Introduction To Database Refactoring

Published in TDAN.com July 2006

Material for this article was modified from Refactoring Databases: Evolutionary Database Design by Scott Ambler and Pramod Sadalage (Addison Wesley 2006). www.ambysoft.com/books/refactoringDatabases.html


Abstract:

A database refactoring is a small change to a database schema which improves its design without changing, at a practical level, the semantics of the database. In other words, it is a simple
database transformation which neither adds nor breaks anything. The process of database refactoring defines how to safely evolve a database schema in small steps. Database refactoring enables data
professionals to work in an evolutionary manner, just as modern application developers do. It also provides a coherent strategy for organizations to dig their way out of the legacy database hole.


1. What is Database Refactoring?

In the seminal text Refactoring, Martin Fowler [1] describes the programming technique called refactoring, which is a disciplined way to restructure code in small steps. Refactoring
enables you to evolve your code slowly over time, to take an evolutionary (iterative and incremental) approach to programming. A critical aspect of a refactoring is that it retains the behavioral
semantics of your code. You do not add functionality when you are refactoring, nor do you take it away. A refactoring merely improves the design of your code – nothing more and nothing less.

A database refactoring [2, 3] is a simple change to a database schema that improves its design while retaining both its behavioral and informational semantics – in other words, you cannot add new
functionality or break existing functionality, you cannot add new data, and you cannot change the meaning of existing data. A database schema includes both structural aspects, such as table and
view definitions, and functional aspects, such as stored procedures and triggers. I use the terms code refactoring to refer to traditional refactoring as described by Martin Fowler and
database refactoring to refer to the refactoring of database schemas. The process of database refactoring is the act of making these simple changes to your database schema.

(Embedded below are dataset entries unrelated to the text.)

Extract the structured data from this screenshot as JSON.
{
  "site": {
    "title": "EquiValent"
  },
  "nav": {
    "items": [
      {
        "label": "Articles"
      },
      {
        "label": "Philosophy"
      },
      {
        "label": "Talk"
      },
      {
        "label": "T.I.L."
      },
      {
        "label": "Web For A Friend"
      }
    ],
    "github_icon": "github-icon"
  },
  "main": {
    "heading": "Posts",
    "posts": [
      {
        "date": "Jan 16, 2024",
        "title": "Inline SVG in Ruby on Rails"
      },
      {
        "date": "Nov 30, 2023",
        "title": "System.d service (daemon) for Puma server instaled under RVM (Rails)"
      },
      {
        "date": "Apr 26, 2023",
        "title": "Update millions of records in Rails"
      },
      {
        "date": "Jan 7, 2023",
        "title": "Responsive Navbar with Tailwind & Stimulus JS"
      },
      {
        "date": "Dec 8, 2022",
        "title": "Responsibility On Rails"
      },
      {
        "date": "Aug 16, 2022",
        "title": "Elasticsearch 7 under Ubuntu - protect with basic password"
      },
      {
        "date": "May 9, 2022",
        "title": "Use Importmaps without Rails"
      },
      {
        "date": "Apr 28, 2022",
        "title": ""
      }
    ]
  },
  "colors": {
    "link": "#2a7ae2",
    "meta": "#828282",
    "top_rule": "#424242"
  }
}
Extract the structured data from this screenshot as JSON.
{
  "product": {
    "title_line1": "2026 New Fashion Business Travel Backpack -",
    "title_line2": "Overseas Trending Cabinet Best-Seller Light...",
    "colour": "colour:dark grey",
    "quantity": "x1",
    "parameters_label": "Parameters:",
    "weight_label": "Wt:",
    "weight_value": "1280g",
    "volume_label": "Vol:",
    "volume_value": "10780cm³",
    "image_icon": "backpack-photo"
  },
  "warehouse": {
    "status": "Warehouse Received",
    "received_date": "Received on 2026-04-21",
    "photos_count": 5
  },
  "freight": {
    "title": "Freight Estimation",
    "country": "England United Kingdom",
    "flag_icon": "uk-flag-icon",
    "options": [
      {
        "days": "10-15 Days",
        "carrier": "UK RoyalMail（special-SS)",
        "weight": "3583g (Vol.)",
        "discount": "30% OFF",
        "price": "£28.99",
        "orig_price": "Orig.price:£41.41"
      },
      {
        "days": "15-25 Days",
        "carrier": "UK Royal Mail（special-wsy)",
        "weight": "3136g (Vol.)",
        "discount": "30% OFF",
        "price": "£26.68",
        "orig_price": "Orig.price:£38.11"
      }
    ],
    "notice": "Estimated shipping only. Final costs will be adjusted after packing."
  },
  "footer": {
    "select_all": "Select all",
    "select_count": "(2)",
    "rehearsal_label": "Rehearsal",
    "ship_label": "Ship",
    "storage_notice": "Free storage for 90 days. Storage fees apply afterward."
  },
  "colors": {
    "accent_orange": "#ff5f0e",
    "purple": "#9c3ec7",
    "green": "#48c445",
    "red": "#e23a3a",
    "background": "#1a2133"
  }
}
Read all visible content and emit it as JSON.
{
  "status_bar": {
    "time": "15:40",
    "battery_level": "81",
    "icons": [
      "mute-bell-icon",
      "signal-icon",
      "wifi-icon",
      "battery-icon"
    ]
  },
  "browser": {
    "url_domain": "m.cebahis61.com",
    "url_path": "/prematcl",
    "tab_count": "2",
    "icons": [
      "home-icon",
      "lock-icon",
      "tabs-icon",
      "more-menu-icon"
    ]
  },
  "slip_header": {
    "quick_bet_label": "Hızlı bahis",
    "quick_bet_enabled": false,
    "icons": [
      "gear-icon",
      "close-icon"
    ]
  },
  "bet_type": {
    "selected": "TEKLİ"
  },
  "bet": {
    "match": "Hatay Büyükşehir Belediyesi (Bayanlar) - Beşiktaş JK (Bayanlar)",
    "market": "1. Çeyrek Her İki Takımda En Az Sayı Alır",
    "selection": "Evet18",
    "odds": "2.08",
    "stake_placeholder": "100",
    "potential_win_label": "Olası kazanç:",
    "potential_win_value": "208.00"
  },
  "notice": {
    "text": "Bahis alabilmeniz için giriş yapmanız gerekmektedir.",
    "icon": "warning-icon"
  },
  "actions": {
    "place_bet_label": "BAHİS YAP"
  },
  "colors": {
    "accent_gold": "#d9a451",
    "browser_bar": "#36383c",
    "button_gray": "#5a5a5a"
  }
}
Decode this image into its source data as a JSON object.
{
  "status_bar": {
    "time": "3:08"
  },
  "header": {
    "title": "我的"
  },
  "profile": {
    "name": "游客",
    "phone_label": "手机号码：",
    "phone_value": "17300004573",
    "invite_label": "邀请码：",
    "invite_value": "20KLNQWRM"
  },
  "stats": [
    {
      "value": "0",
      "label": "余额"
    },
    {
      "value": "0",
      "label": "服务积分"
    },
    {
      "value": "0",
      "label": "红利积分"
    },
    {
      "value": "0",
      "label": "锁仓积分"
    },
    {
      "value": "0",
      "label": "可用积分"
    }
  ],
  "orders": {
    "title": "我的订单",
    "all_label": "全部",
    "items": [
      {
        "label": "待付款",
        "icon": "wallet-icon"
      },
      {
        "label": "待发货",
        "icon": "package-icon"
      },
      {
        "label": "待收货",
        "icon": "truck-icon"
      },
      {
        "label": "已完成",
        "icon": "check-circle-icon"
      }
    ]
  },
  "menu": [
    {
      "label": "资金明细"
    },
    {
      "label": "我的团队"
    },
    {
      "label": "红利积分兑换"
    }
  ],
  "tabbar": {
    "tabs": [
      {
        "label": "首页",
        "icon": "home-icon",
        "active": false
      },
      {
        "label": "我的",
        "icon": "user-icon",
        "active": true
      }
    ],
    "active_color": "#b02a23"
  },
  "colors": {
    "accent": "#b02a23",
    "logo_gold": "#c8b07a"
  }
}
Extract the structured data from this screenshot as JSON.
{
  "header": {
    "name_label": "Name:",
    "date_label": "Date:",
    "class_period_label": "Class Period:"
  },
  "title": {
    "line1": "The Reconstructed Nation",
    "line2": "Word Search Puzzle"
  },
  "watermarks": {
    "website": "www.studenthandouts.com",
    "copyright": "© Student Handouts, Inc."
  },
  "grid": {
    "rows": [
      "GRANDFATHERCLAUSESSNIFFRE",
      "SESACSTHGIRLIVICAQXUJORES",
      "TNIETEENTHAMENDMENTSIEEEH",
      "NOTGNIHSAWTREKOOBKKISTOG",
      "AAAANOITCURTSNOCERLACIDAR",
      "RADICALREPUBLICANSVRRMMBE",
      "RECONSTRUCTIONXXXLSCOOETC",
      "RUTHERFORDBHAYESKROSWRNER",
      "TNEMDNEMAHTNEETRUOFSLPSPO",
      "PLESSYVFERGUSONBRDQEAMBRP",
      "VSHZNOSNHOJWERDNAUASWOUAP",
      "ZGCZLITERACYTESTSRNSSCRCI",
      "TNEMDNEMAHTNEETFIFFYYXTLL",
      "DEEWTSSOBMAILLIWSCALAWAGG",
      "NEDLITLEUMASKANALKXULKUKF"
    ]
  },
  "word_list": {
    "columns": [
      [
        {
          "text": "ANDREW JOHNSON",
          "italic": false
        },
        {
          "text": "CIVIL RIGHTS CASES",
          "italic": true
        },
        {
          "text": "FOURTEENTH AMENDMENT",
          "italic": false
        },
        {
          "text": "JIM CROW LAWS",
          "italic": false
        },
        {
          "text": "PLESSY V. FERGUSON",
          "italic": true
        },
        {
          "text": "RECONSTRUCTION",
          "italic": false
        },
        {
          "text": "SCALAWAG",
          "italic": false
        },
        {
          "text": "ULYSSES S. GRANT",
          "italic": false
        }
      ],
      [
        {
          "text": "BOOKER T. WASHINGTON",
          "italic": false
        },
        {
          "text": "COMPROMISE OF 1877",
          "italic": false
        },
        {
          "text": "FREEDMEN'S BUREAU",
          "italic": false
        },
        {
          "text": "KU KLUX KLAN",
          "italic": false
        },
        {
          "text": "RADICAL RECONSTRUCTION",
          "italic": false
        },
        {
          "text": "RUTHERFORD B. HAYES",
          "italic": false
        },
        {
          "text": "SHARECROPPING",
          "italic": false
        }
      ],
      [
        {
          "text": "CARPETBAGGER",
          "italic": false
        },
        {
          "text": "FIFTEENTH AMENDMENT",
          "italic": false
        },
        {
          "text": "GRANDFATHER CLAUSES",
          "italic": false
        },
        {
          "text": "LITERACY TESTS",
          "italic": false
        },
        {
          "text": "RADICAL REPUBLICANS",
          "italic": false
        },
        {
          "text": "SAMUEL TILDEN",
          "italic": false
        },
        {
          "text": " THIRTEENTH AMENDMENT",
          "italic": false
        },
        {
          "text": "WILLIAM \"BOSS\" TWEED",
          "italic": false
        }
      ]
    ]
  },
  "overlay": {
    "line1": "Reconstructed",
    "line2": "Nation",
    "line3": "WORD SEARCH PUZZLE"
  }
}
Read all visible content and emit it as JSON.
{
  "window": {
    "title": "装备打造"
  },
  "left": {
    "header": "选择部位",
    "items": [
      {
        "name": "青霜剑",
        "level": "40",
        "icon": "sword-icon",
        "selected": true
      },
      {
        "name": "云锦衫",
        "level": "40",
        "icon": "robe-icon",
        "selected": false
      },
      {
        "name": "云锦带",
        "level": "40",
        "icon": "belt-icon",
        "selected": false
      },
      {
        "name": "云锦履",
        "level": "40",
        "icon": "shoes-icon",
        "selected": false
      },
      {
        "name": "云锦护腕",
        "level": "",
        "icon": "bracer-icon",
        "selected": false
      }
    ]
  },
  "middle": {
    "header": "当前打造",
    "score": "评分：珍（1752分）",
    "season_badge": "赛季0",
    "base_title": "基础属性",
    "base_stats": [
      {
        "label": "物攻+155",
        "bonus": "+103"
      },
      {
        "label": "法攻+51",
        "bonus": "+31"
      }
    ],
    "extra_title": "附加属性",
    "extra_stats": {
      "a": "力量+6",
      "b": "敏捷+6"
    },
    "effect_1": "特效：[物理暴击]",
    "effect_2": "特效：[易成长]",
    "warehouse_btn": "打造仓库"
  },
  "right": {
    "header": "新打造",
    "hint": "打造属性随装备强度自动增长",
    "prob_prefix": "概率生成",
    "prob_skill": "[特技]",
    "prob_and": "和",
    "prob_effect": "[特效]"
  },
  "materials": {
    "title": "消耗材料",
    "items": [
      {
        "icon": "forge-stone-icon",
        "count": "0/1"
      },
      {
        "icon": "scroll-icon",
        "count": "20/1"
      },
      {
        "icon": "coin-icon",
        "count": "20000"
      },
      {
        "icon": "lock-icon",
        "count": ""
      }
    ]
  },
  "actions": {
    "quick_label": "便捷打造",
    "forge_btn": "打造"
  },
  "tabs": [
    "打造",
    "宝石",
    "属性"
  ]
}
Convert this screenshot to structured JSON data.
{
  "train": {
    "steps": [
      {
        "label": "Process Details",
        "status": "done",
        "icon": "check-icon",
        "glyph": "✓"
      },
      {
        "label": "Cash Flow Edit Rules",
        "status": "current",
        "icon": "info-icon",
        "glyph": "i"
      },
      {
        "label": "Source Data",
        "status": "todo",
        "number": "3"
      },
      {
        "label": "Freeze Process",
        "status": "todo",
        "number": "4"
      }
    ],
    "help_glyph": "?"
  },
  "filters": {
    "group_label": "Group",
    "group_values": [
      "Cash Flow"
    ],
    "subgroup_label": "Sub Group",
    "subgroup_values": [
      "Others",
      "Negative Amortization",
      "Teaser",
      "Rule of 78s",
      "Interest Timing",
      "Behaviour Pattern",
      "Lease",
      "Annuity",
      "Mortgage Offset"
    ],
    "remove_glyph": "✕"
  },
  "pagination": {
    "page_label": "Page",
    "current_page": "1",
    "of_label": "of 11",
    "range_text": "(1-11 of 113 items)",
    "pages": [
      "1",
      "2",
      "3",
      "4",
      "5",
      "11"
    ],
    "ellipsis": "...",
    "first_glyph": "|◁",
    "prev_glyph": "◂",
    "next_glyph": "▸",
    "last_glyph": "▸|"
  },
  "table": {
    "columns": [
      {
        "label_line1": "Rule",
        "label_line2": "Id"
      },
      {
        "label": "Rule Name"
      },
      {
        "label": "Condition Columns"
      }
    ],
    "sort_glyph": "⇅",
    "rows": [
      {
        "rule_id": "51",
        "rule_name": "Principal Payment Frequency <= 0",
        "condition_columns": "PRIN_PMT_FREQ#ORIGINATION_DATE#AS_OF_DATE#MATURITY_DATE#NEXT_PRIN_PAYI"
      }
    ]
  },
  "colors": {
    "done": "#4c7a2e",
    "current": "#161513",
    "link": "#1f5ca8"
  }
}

2. Why Database Refactoring?

There are two fundamental reasons why you want to adopt database refactoring:

  1. To repair existing legacy databases. Database refactoring enables you to safely evolve your database design in small steps, making it an important technique for improving the
    legacy assets within your organization. This is clearly much less risky than a “big bang” approach where you rewrite all of your applications and rework your database schema and release them
    all into production at once. Furthermore, it is much better than the “let’s try not to allow things to get any worse” strategy currently employed by the vast majority of data management groups
    which I’ve run into, a strategy which has no hope of success because all it takes is one development team to go around the data management group and do an imperfect database design.
  2. To support evolutionary software development. Modern software development processes, including the Rational Unified Process (RUP), Extreme Programming (XP), Agile Unified Process
    (AUP), Scrum, and Dynamic System Development Method (DSDM), are all evolutionary in nature. Craig Larman [4] summarizes the research evidence, as well as the overwhelming support among the
    thought leaders within the IT community, in support of evolutionary approaches. Unfortunately, most data-oriented techniques are serial in nature, relying on specialists performing relatively
    narrow tasks, such as logical data modeling or physical data modeling. Therein lies the rub – the two groups need to work together, but both want to do so in different manners. I believe that
    data professionals need to adopt evolutionary techniques, such as database refactoring, which enable them to be relevant to modern development teams. Luckily these techniques exist [3], and they
    work quite well, it is now up to data professionals to choose to adopt them.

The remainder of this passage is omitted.